La legge sulla Non Autosufficienza sembra marciare finalmente sui binari giusti: e c’è grande determinazione dei pensionati e delle pensionate su questo versante, anche durante la pandemia.

Sulla riforma fiscale, mobilitazione e attenzione massima affinché anche per pensionanti ed incapienti si arrivi ad un’equa revisione della tassazione, per assicurare quantomeno parità di condizioni con gli attuali fruitori del bonus. Ma anche grande pressione per introdurre una tassa sui grandi patrimoni che, oltre a fornire il gettito necessario a non far tracollare il sistema fiscale nazionale, appare una misura equa e redistributiva per far contribuire chi veramente può al risanamento del Paese.
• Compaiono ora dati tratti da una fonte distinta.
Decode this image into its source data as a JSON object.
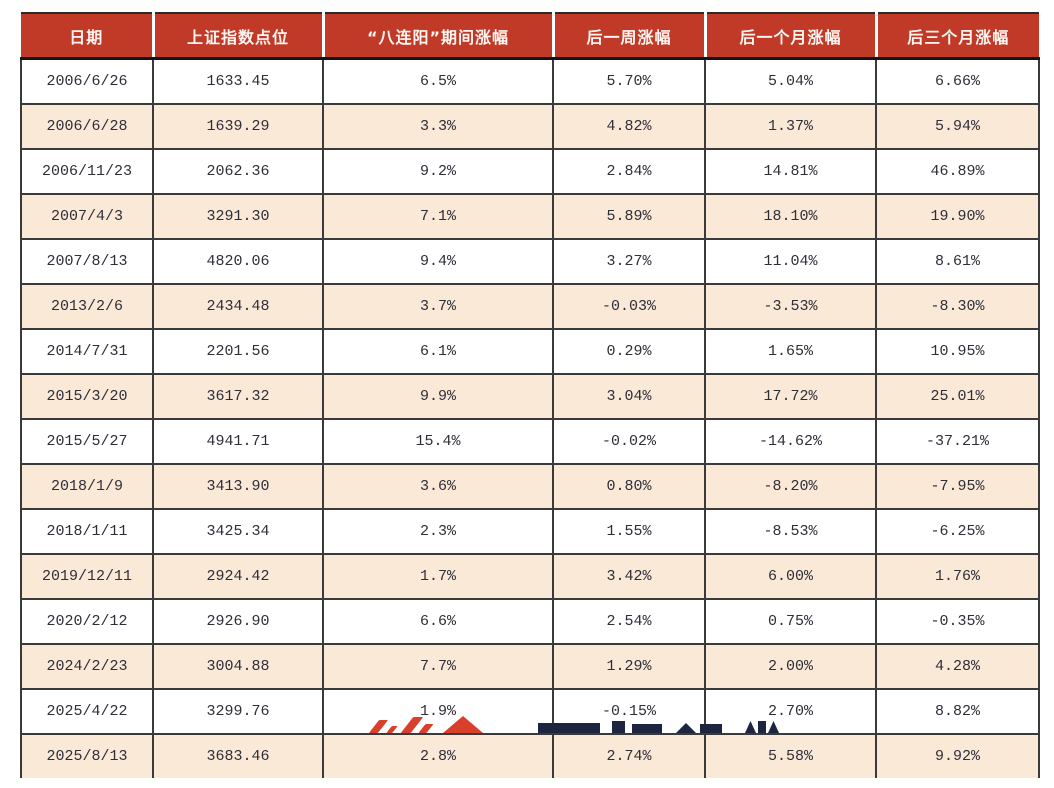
{
  "colors": {
    "header_bg": "#C13A28",
    "header_text": "#FFF6F2",
    "row_alt_bg": "#FBE9D8",
    "row_bg": "#FFFFFF",
    "grid": "#3A3A3A",
    "cell_text": "#2E2E38",
    "watermark_red": "#D8402C",
    "watermark_navy": "#1E2540"
  },
  "table": {
    "columns": [
      "日期",
      "上证指数点位",
      "“八连阳”期间涨幅",
      "后一周涨幅",
      "后一个月涨幅",
      "后三个月涨幅"
    ],
    "rows": [
      [
        "2006/6/26",
        "1633.45",
        "6.5%",
        "5.70%",
        "5.04%",
        "6.66%"
      ],
      [
        "2006/6/28",
        "1639.29",
        "3.3%",
        "4.82%",
        "1.37%",
        "5.94%"
      ],
      [
        "2006/11/23",
        "2062.36",
        "9.2%",
        "2.84%",
        "14.81%",
        "46.89%"
      ],
      [
        "2007/4/3",
        "3291.30",
        "7.1%",
        "5.89%",
        "18.10%",
        "19.90%"
      ],
      [
        "2007/8/13",
        "4820.06",
        "9.4%",
        "3.27%",
        "11.04%",
        "8.61%"
      ],
      [
        "2013/2/6",
        "2434.48",
        "3.7%",
        "-0.03%",
        "-3.53%",
        "-8.30%"
      ],
      [
        "2014/7/31",
        "2201.56",
        "6.1%",
        "0.29%",
        "1.65%",
        "10.95%"
      ],
      [
        "2015/3/20",
        "3617.32",
        "9.9%",
        "3.04%",
        "17.72%",
        "25.01%"
      ],
      [
        "2015/5/27",
        "4941.71",
        "15.4%",
        "-0.02%",
        "-14.62%",
        "-37.21%"
      ],
      [
        "2018/1/9",
        "3413.90",
        "3.6%",
        "0.80%",
        "-8.20%",
        "-7.95%"
      ],
      [
        "2018/1/11",
        "3425.34",
        "2.3%",
        "1.55%",
        "-8.53%",
        "-6.25%"
      ],
      [
        "2019/12/11",
        "2924.42",
        "1.7%",
        "3.42%",
        "6.00%",
        "1.76%"
      ],
      [
        "2020/2/12",
        "2926.90",
        "6.6%",
        "2.54%",
        "0.75%",
        "-0.35%"
      ],
      [
        "2024/2/23",
        "3004.88",
        "7.7%",
        "1.29%",
        "2.00%",
        "4.28%"
      ],
      [
        "2025/4/22",
        "3299.76",
        "1.9%",
        "-0.15%",
        "2.70%",
        "8.82%"
      ],
      [
        "2025/8/13",
        "3683.46",
        "2.8%",
        "2.74%",
        "5.58%",
        "9.92%"
      ]
    ]
  },
  "chart_data": {
    "type": "table",
    "title": "",
    "columns": [
      "日期",
      "上证指数点位",
      "“八连阳”期间涨幅",
      "后一周涨幅",
      "后一个月涨幅",
      "后三个月涨幅"
    ],
    "rows": [
      {
        "date": "2006/6/26",
        "index_level": 1633.45,
        "streak_gain_pct": 6.5,
        "next_week_pct": 5.7,
        "next_month_pct": 5.04,
        "next_3m_pct": 6.66
      },
      {
        "date": "2006/6/28",
        "index_level": 1639.29,
        "streak_gain_pct": 3.3,
        "next_week_pct": 4.82,
        "next_month_pct": 1.37,
        "next_3m_pct": 5.94
      },
      {
        "date": "2006/11/23",
        "index_level": 2062.36,
        "streak_gain_pct": 9.2,
        "next_week_pct": 2.84,
        "next_month_pct": 14.81,
        "next_3m_pct": 46.89
      },
      {
        "date": "2007/4/3",
        "index_level": 3291.3,
        "streak_gain_pct": 7.1,
        "next_week_pct": 5.89,
        "next_month_pct": 18.1,
        "next_3m_pct": 19.9
      },
      {
        "date": "2007/8/13",
        "index_level": 4820.06,
        "streak_gain_pct": 9.4,
        "next_week_pct": 3.27,
        "next_month_pct": 11.04,
        "next_3m_pct": 8.61
      },
      {
        "date": "2013/2/6",
        "index_level": 2434.48,
        "streak_gain_pct": 3.7,
        "next_week_pct": -0.03,
        "next_month_pct": -3.53,
        "next_3m_pct": -8.3
      },
      {
        "date": "2014/7/31",
        "index_level": 2201.56,
        "streak_gain_pct": 6.1,
        "next_week_pct": 0.29,
        "next_month_pct": 1.65,
        "next_3m_pct": 10.95
      },
      {
        "date": "2015/3/20",
        "index_level": 3617.32,
        "streak_gain_pct": 9.9,
        "next_week_pct": 3.04,
        "next_month_pct": 17.72,
        "next_3m_pct": 25.01
      },
      {
        "date": "2015/5/27",
        "index_level": 4941.71,
        "streak_gain_pct": 15.4,
        "next_week_pct": -0.02,
        "next_month_pct": -14.62,
        "next_3m_pct": -37.21
      },
      {
        "date": "2018/1/9",
        "index_level": 3413.9,
        "streak_gain_pct": 3.6,
        "next_week_pct": 0.8,
        "next_month_pct": -8.2,
        "next_3m_pct": -7.95
      },
      {
        "date": "2018/1/11",
        "index_level": 3425.34,
        "streak_gain_pct": 2.3,
        "next_week_pct": 1.55,
        "next_month_pct": -8.53,
        "next_3m_pct": -6.25
      },
      {
        "date": "2019/12/11",
        "index_level": 2924.42,
        "streak_gain_pct": 1.7,
        "next_week_pct": 3.42,
        "next_month_pct": 6.0,
        "next_3m_pct": 1.76
      },
      {
        "date": "2020/2/12",
        "index_level": 2926.9,
        "streak_gain_pct": 6.6,
        "next_week_pct": 2.54,
        "next_month_pct": 0.75,
        "next_3m_pct": -0.35
      },
      {
        "date": "2024/2/23",
        "index_level": 3004.88,
        "streak_gain_pct": 7.7,
        "next_week_pct": 1.29,
        "next_month_pct": 2.0,
        "next_3m_pct": 4.28
      },
      {
        "date": "2025/4/22",
        "index_level": 3299.76,
        "streak_gain_pct": 1.9,
        "next_week_pct": -0.15,
        "next_month_pct": 2.7,
        "next_3m_pct": 8.82
      },
      {
        "date": "2025/8/13",
        "index_level": 3683.46,
        "streak_gain_pct": 2.8,
        "next_week_pct": 2.74,
        "next_month_pct": 5.58,
        "next_3m_pct": 9.92
      }
    ],
    "layout": {
      "header_style": "red background, white bold text",
      "row_striping": "odd rows white, even rows light peach",
      "grid": true
    }
  }
}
Ma è sul terreno della salute che lo Spi e i pensionati, unitariamente, intendono spendere a fondo la loro capacità di contrattazione e di lotta, per ottenere finalmente quello che da anni, già prima della pandemia, stanno rivendicando, e cioè una sanità molto più vicina territorialmente al malato e molto più attenta alle necessità dei più fragili. Dal Piano nazionale di ripresa e resilienza (Pnrr) derivano complessivamente sette miliardi per sanità territoriale e domiciliarità: compito precipuo di Cgil e Spi è quello di fare in modo che le “Case della Salute” previste (1.283 in Italia), e da individuare come collocazione (una ogni 50mila abitanti), siano oggetto di confronto fra organizzazioni sindacali, enti locali e strutture sanitarie.

Serrato deve essere anche il confronto sul rafforzamento e la massima integrazione tra intervento domiciliare sanitario (Adi, infermieri di comunità, Usca) e sociale, Sdi di competenza comunale. Quindi non solo Case della Salute e ospedali di comunità per avvicinare specialisti, medici di medicina generale, consultori e uffici amministrativi al cittadino nei quartieri e tra i paesi, ma una domiciliarità efficiente che riesca ad alleviare i disagi che oggi gravano sui malati e sulle famiglie.

Tutta questa agenda degli impegni va presa in carico, continuando al tempo stesso ad assicurare il servizio ai cittadini con il presidio del territorio che le Leghe garantivano prima della pandemia. E che oggi, pur in presenza di problemi legati al numero di volontari disponibili, continuano ad assolvere.